Nigerians Are Buying Fewer Cars While Private Jet Owners Exit The Country

According to the Nigerian Customs Service, car importation has decreased by an astounding 45%. This is related to the country’s economic troubles, specifically its foreign exchange rate. Adewale Adeniyi, Comptroller General of the Nigeria Customs Service, stated this during an interview with Arise Television.

According to an interview with Adewale Adeniyi on the TV station Arise, the first quarter for Nigerian firms was negative due to the country’s weak currency.

“It affected car dealers. We had as much as a 45 percent decrease in the volume of cars that were brought into Nigeria in that period.

And they were not the kind of cars that fetched optimum revenue for the customs. Not only cars, but even regular imports were also affected because people could no longer import raw materials as they wanted and the volatility did not allow them to plan for tomorrow,” Adewale Adeniyi disclosed.

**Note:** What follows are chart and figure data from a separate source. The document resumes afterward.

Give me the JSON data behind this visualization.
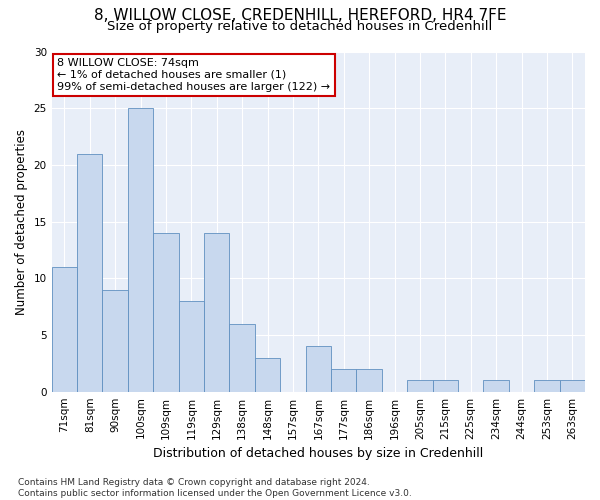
{
  "title1": "8, WILLOW CLOSE, CREDENHILL, HEREFORD, HR4 7FE",
  "title2": "Size of property relative to detached houses in Credenhill",
  "xlabel": "Distribution of detached houses by size in Credenhill",
  "ylabel": "Number of detached properties",
  "categories": [
    "71sqm",
    "81sqm",
    "90sqm",
    "100sqm",
    "109sqm",
    "119sqm",
    "129sqm",
    "138sqm",
    "148sqm",
    "157sqm",
    "167sqm",
    "177sqm",
    "186sqm",
    "196sqm",
    "205sqm",
    "215sqm",
    "225sqm",
    "234sqm",
    "244sqm",
    "253sqm",
    "263sqm"
  ],
  "values": [
    11,
    21,
    9,
    25,
    14,
    8,
    14,
    6,
    3,
    0,
    4,
    2,
    2,
    0,
    1,
    1,
    0,
    1,
    0,
    1,
    1
  ],
  "bar_color": "#c8d8ee",
  "bar_edge_color": "#6090c0",
  "annotation_text": "8 WILLOW CLOSE: 74sqm\n← 1% of detached houses are smaller (1)\n99% of semi-detached houses are larger (122) →",
  "annotation_box_color": "#ffffff",
  "annotation_box_edge_color": "#cc0000",
  "ylim": [
    0,
    30
  ],
  "yticks": [
    0,
    5,
    10,
    15,
    20,
    25,
    30
  ],
  "background_color": "#ffffff",
  "plot_bg_color": "#e8eef8",
  "grid_color": "#ffffff",
  "footer": "Contains HM Land Registry data © Crown copyright and database right 2024.\nContains public sector information licensed under the Open Government Licence v3.0.",
  "title1_fontsize": 11,
  "title2_fontsize": 9.5,
  "xlabel_fontsize": 9,
  "ylabel_fontsize": 8.5,
  "annotation_fontsize": 8,
  "footer_fontsize": 6.5,
  "tick_fontsize": 7.5
}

However, he noted that Q2 might be better, as there are already signs of initiatives being put in place to combat these issues.

“But we see some relative degree of stability in the second quarter because there are lots of discussions going on. Some at the level of the National Assembly, most of them spearheaded by the Minister of Finance and Coordinating Minister of the Economy, bring on the stakeholders that are involved together, to ensure that we achieve stability,” the CGC added.

During the discussion, the Comptroller General discussed the current incident with the verification instruction sent to private jet owners.

In June, the Federal Government, through the Nigerian Customs Service, launched a fresh operation to target operators of illegally imported private jets entering the country.

To that end, they initiated a verification exercise, expecting at least 80 private jet operators to show up at the NCS headquarters in Abuja with their aircraft import documents.

However, this has not been the case, as many of these operators have chosen to leave the country rather than having their paperwork verified.

“Very few of them have shown up for verification and we gathered from intelligence that a good number of them have been leaving Nigeria since the announcement was given because they would not want to be verified,” Adeniyi stated.

“We have seen so many of these aircraft flying and our record tends to show that only a few of them have shown up to pay duty and this is why we are bringing this verification up,” he added.

The Nigerian Civil Aviation Authority gave information to the CGC, indicating that despite numerous private aircraft flying in the nation, very few of them paid customs duty.

“We discovered that there were more private jets that were operating in Nigeria but had not been brought under the ambit of the law. So, the data that we got from the NCAA showed that only very few of them paid customs duty to operate in Nigeria,” Adeniyi stated.